Por Luciano Maia (*)
O termo companheiro, pela própria etimologia, nos remete ao aconchego,
alguém com quem se reparte o pão.
Assim como a palavra companheiro, também o termo camarada
sujeitou-se a desvios, o longo de sua trajetória. Camarada tem origem no
espanhol quinhentista e designava os soldados e oficiais que dividiam o mesmo
aposento no quartel, a mesma câmara. O camarada estava tão ligado aos seus
iguais que regularmente era o oficial (geralmente um capitão) sob cuja
responsabilidade se encontravam os seus soldados, o incumbido de preparar-lhes
o testamento dos pertences, em caso de morte em batalha. Por influência da
infantaria espanhola na guerra dos Países Baixos, a palavra foi incorporada aos
manuais de outros exércitos europeus para, com o tempo, ser estendida a
círculos mais largos, até chegar, com a revolução russa de 1917, a designar o
correligionário bolchevique.
Foi tão contagiante o uso de camarada no período
pós-revolução comunista no leste europeu, que praticamente todos os países da
região passaram a designar os membros dos seus respectivos partidos comunistas
por este termo, ora com o uso do original espanhol adaptado, ora com a tradução
russa (tovarisch). Tornou-se de uso frequente entre os revolucionários
comunistas daquela época, chegando a substituir senhor, simplesmente. Dizia-se
camarada ministro, camarada deputado e até camarada presidente!
Registre-se que, quem sabe pelo seu “pecado original”
(com o tempo, os intelectuais comunistas passaram a abominar os militares!), o
uso de camarada foi-se restringindo e, após a segunda guerra mundial, com a
demonstração (e fracasso) do tremendo poderio militar alemão, em tese,
anticomunista, a palavra foi perdendo o seu prestígio entre os círculos menos
ortodoxos, quanto à ideologia marxista-leninista-stalinista.

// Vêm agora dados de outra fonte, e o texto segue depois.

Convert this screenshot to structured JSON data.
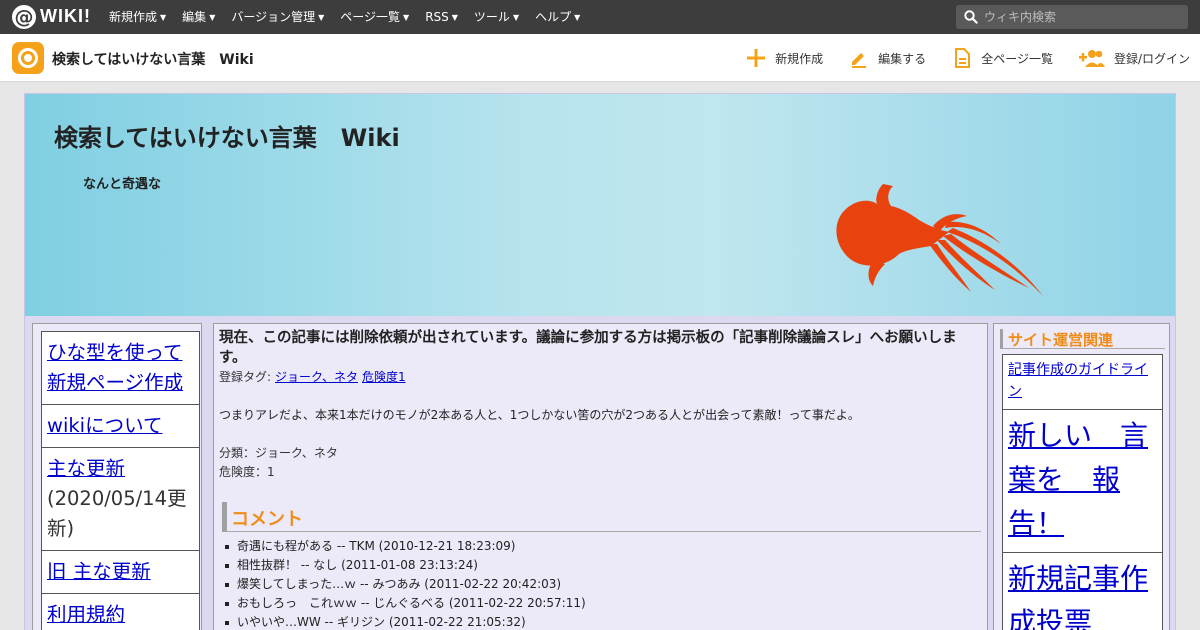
{
  "topbar": {
    "logo_at": "@",
    "logo_text": "WIKI!",
    "nav": [
      "新規作成",
      "編集",
      "バージョン管理",
      "ページ一覧",
      "RSS",
      "ツール",
      "ヘルプ"
    ],
    "search_placeholder": "ウィキ内検索"
  },
  "header": {
    "site_name": "検索してはいけない言葉　Wiki",
    "actions": {
      "new": "新規作成",
      "edit": "編集する",
      "all_pages": "全ページ一覧",
      "login": "登録/ログイン"
    },
    "accent": "#f5a11a"
  },
  "banner": {
    "title": "検索してはいけない言葉　Wiki",
    "subtitle": "なんと奇遇な",
    "fish_color": "#e8420f"
  },
  "left_nav": {
    "items": [
      {
        "label": "ひな型を使って新規ページ作成",
        "note": ""
      },
      {
        "label": "wikiについて",
        "note": ""
      },
      {
        "label": "主な更新",
        "note": "(2020/05/14更新)"
      },
      {
        "label": "旧 主な更新",
        "note": ""
      },
      {
        "label": "利用規約",
        "note": ""
      }
    ]
  },
  "main": {
    "notice": "現在、この記事には削除依頼が出されています。議論に参加する方は掲示板の「記事削除議論スレ」へお願いします。",
    "tags_label": "登録タグ:",
    "tags": [
      "ジョーク、ネタ",
      "危険度1"
    ],
    "body": "つまりアレだよ、本来1本だけのモノが2本ある人と、1つしかない筈の穴が2つある人とが出会って素敵！って事だよ。",
    "classification": "分類：ジョーク、ネタ",
    "danger": "危険度：1",
    "comments_heading": "コメント",
    "comments": [
      "奇遇にも程がある -- TKM (2010-12-21 18:23:09)",
      "相性抜群！ -- なし (2011-01-08 23:13:24)",
      "爆笑してしまった…ｗ -- みつあみ (2011-02-22 20:42:03)",
      "おもしろっ　これｗｗ -- じんぐるべる (2011-02-22 20:57:11)",
      "いやいや…WW -- ギリジン (2011-02-22 21:05:32)"
    ]
  },
  "right_nav": {
    "heading": "サイト運営関連",
    "items": [
      {
        "label": "記事作成のガイドライン",
        "size": "small"
      },
      {
        "label": "新しい　言葉を　報告！",
        "size": "big"
      },
      {
        "label": "新規記事作成投票",
        "size": "big"
      }
    ]
  }
}
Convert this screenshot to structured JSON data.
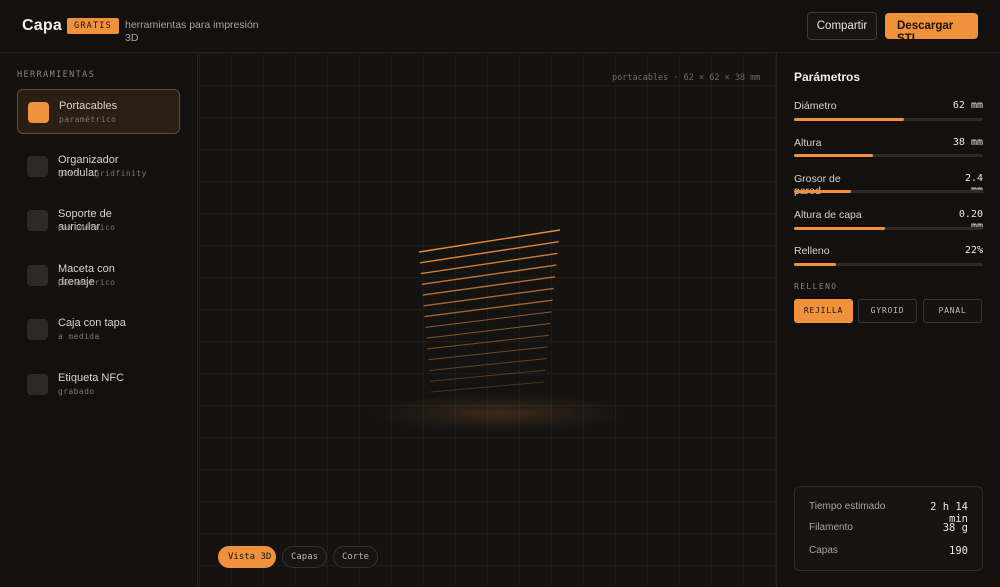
{
  "header": {
    "logo": "Capa",
    "badge": "GRATIS",
    "subtitle": "herramientas para impresión 3D",
    "share_label": "Compartir",
    "download_label": "Descargar STL"
  },
  "sidebar": {
    "title": "HERRAMIENTAS",
    "items": [
      {
        "label": "Portacables",
        "desc": "paramétrico",
        "active": true,
        "icon": "square-icon"
      },
      {
        "label": "Organizador modular",
        "desc": "grid · gridfinity",
        "active": false,
        "icon": "square-icon"
      },
      {
        "label": "Soporte de auricular",
        "desc": "paramétrico",
        "active": false,
        "icon": "square-icon"
      },
      {
        "label": "Maceta con drenaje",
        "desc": "paramétrico",
        "active": false,
        "icon": "square-icon"
      },
      {
        "label": "Caja con tapa",
        "desc": "a medida",
        "active": false,
        "icon": "square-icon"
      },
      {
        "label": "Etiqueta NFC",
        "desc": "grabado",
        "active": false,
        "icon": "square-icon"
      }
    ]
  },
  "viewport": {
    "caption": "portacables · 62 × 62 × 38 mm",
    "tabs": [
      {
        "label": "Vista 3D",
        "active": true
      },
      {
        "label": "Capas",
        "active": false
      },
      {
        "label": "Corte",
        "active": false
      }
    ]
  },
  "panel": {
    "title": "Parámetros",
    "params": [
      {
        "label": "Diámetro",
        "value": "62 mm",
        "fill": 0.58
      },
      {
        "label": "Altura",
        "value": "38 mm",
        "fill": 0.42
      },
      {
        "label": "Grosor de pared",
        "value": "2.4 mm",
        "fill": 0.3
      },
      {
        "label": "Altura de capa",
        "value": "0.20 mm",
        "fill": 0.48
      },
      {
        "label": "Relleno",
        "value": "22%",
        "fill": 0.22
      }
    ],
    "infill_label": "RELLENO",
    "infill_options": [
      {
        "label": "REJILLA",
        "active": true
      },
      {
        "label": "GYROID",
        "active": false
      },
      {
        "label": "PANAL",
        "active": false
      }
    ],
    "stats": [
      {
        "label": "Tiempo estimado",
        "value": "2 h 14 min"
      },
      {
        "label": "Filamento",
        "value": "38 g"
      },
      {
        "label": "Capas",
        "value": "190"
      }
    ]
  },
  "colors": {
    "accent": "#f0913c",
    "background": "#121110",
    "panel_border": "#262422"
  }
}
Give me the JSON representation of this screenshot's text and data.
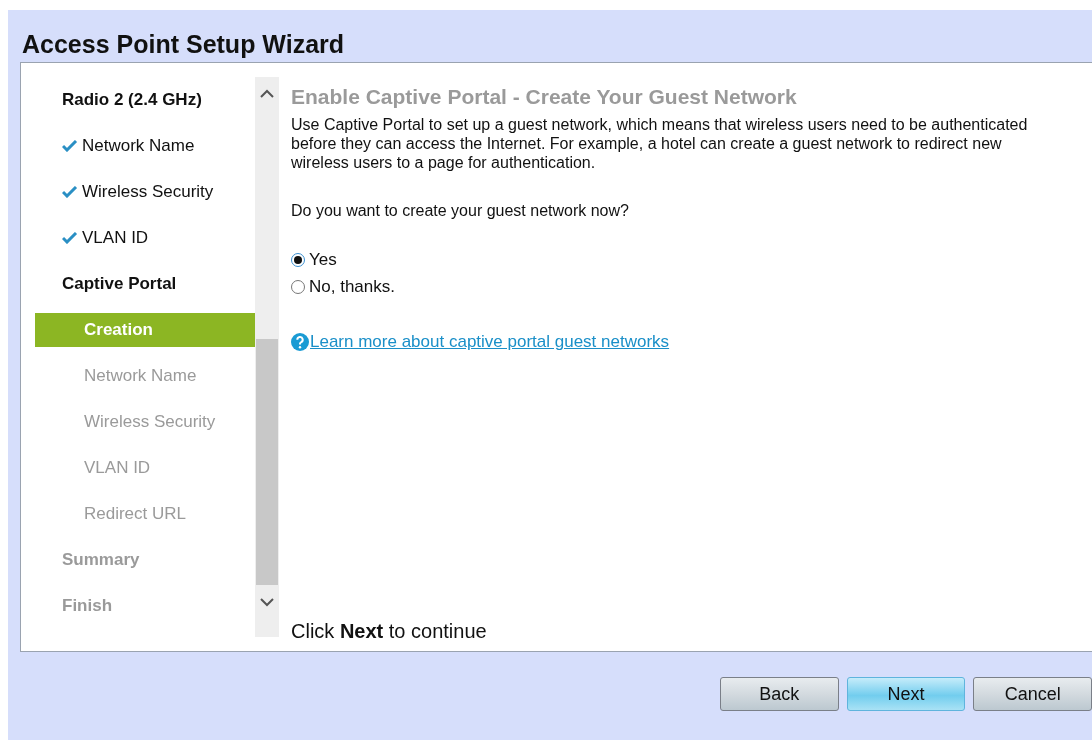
{
  "window": {
    "title": "Access Point Setup Wizard"
  },
  "steps": [
    {
      "label": "Radio 2 (2.4 GHz)",
      "selected": false,
      "disabled": false,
      "children": [
        {
          "label": "Network Name",
          "checked": true,
          "selected": false,
          "disabled": false
        },
        {
          "label": "Wireless Security",
          "checked": true,
          "selected": false,
          "disabled": false
        },
        {
          "label": "VLAN ID",
          "checked": true,
          "selected": false,
          "disabled": false
        }
      ]
    },
    {
      "label": "Captive Portal",
      "selected": false,
      "disabled": false,
      "children": [
        {
          "label": "Creation",
          "checked": false,
          "selected": true,
          "disabled": false
        },
        {
          "label": "Network Name",
          "checked": false,
          "selected": false,
          "disabled": true
        },
        {
          "label": "Wireless Security",
          "checked": false,
          "selected": false,
          "disabled": true
        },
        {
          "label": "VLAN ID",
          "checked": false,
          "selected": false,
          "disabled": true
        },
        {
          "label": "Redirect URL",
          "checked": false,
          "selected": false,
          "disabled": true
        }
      ]
    },
    {
      "label": "Summary",
      "selected": false,
      "disabled": true
    },
    {
      "label": "Finish",
      "selected": false,
      "disabled": true
    }
  ],
  "content": {
    "heading": "Enable Captive Portal - Create Your Guest Network",
    "description": "Use Captive Portal to set up a guest network, which means that wireless users need to be authenticated before they can access the Internet. For example, a hotel can create a guest network to redirect new wireless users to a page for authentication.",
    "question": "Do you want to create your guest network now?",
    "options": [
      {
        "label": "Yes",
        "selected": true
      },
      {
        "label": "No, thanks.",
        "selected": false
      }
    ],
    "help_link": "Learn more about captive portal guest networks",
    "footer": "Click **Next** to continue"
  },
  "buttons": [
    {
      "label": "Back",
      "default": false
    },
    {
      "label": "Next",
      "default": true
    },
    {
      "label": "Cancel",
      "default": false
    }
  ]
}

Mas não esqueçamos que foram os soviéticos os principais
responsáveis pela difusão do termo como sinônimo de correligionário de
ideologia, ou seja, de comunista.
Diferentemente de companheiro, o termo camarada não
designou, primordialmente, alguém merecedor de afeto, mas pessoa com quem se
tinha o compromisso da lealdade e, até certo ponto, de uma firme amizade.
O termo companheiro, pela própria etimologia, nos remete
ao aconchego e ao compartilhamento, alguém com quem se reparte o pão, ou seja,
o sustento. O seu uso não será nunca de todo conseguido por nenhuma ideologia;
será sempre melhor atribuído aos casais mais modestos, os mais afeitos à
verdadeira comunhão de vida. E o termo camarada, tão abusivamente utilizado
ideologicamente, também não perderá a sua feição de solidariedade, necessária e
firme.
(*) Membro da
Academia Cearense de Letras (ACL)
Fonte: Publicado In: O Povo, de 3/10/2017. Opinião. p.11.